Run On Nose Plugs Reported After Columbus Crew Draws USOC Trip To Detroit City

Columbus, OH - Stating, “We must protect our proud, supple, bodily orafices,” Columbus Crew players and staff reportedly started a general run in the area on nose plugs, ear plugs and gas masks.

“The report is that the fans will assault you with smell,” stated one anonymous midfielder. “I’ve eaten Skyline Chili so I’m fine, but I’m worried about our midfielders.”
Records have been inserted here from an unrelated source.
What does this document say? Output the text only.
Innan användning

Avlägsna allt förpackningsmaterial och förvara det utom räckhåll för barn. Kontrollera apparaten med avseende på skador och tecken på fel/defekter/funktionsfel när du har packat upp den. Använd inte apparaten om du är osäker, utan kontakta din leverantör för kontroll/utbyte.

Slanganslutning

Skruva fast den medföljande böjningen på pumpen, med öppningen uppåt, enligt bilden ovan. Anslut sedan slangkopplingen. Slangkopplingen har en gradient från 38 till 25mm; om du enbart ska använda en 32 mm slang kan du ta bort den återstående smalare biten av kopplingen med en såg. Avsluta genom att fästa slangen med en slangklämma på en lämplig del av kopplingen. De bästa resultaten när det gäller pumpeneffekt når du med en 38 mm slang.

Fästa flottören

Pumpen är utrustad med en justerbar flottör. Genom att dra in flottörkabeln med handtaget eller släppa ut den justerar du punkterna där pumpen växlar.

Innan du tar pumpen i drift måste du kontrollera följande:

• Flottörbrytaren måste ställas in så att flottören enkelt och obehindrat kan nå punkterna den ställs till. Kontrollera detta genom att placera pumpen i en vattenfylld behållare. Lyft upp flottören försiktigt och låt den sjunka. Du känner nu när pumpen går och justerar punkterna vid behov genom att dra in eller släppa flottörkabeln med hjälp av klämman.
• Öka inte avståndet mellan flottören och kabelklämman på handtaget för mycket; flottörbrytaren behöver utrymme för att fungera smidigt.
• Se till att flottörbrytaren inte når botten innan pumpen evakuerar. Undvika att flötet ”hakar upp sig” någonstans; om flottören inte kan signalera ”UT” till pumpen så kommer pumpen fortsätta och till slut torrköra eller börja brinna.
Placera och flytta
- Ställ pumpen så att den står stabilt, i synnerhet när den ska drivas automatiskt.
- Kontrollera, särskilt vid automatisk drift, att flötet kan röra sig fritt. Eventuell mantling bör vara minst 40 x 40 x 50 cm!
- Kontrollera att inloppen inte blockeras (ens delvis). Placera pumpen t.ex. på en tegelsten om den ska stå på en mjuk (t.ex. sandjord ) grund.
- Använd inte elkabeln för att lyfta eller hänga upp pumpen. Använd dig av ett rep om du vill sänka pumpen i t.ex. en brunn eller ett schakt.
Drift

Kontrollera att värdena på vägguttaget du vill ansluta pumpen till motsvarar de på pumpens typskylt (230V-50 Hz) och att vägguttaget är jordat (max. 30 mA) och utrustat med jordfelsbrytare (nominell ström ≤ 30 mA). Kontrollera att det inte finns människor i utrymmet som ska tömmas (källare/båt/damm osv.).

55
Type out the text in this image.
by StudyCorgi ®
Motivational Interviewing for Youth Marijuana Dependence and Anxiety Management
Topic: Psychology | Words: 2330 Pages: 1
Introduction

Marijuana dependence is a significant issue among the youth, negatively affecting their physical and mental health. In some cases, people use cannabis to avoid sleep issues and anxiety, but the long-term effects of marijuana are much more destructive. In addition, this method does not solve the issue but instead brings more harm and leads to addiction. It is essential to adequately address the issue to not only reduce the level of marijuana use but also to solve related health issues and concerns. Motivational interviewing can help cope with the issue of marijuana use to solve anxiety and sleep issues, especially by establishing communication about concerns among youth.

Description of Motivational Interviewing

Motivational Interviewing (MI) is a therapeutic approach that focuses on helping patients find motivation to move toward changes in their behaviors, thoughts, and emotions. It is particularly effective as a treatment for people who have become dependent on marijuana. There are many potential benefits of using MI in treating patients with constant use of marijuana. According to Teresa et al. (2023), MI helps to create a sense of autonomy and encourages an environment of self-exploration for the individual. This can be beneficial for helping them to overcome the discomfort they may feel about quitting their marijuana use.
Sources indicate that the Crew purchased nose plugs in bulk and have their team working on open mouth running, a new trend.

“It is said that if you open your mouth, you can breathe through it instead of your nose,” stated one Crew athletic trainer. “We are working on that while having the team prepare for this game. We may end up sending some of our starting 11 for the game to train in the Cincinnati area in order to prepare for the assault on smell.”

For all the dire warnings about an assault on the senses, some Crew supporters are already prepared as one fan stated, “Honestly, this is nothing new. I always wear nose plugs when I go to Detroit.”

The Nutmeg News will have more on this as Detroit City fans prepare to assault the fifth sense, proprioception.

FC Tulsa Files Grievance Over Being Included In Texas Region

Tulsa, Oklahoma - FC Tulsa, today, filed a grievance over being included in the “Texas Region” of the US Open Cup Draw as they repeatedly stated, “OKLAHOMA IS NOT TEXAS.”

Sources indicate that the club stated that, “Texas Sucks and Kansas Blows and that’s why Oklahoma is so windy,” as part of their petition to be included in literally any region than the Texas region.

“This is an outrage,” stated one anonymous FC Tulsa employee. “We have almost NOTHING in common with Texas except for our geographical, political, social similarities and our shared tolerance of Whataburger. If we are included in this geographical region we demand that the region be named by the winner of the Red River Rivalry, in which case this region would absolutely be called the Oklahoma Region.”

For their part, the Texas teams collectively stated that the Oklahoma response was, “A symptom of Oklahoma wanting to be a part of Texas, like usual.”

The Nutmeg News will have more on this as FC Dallas accuses FC Tulsa of spreading “leftist Oklahoma values,” by virtue of the Braums down the street from the stadium.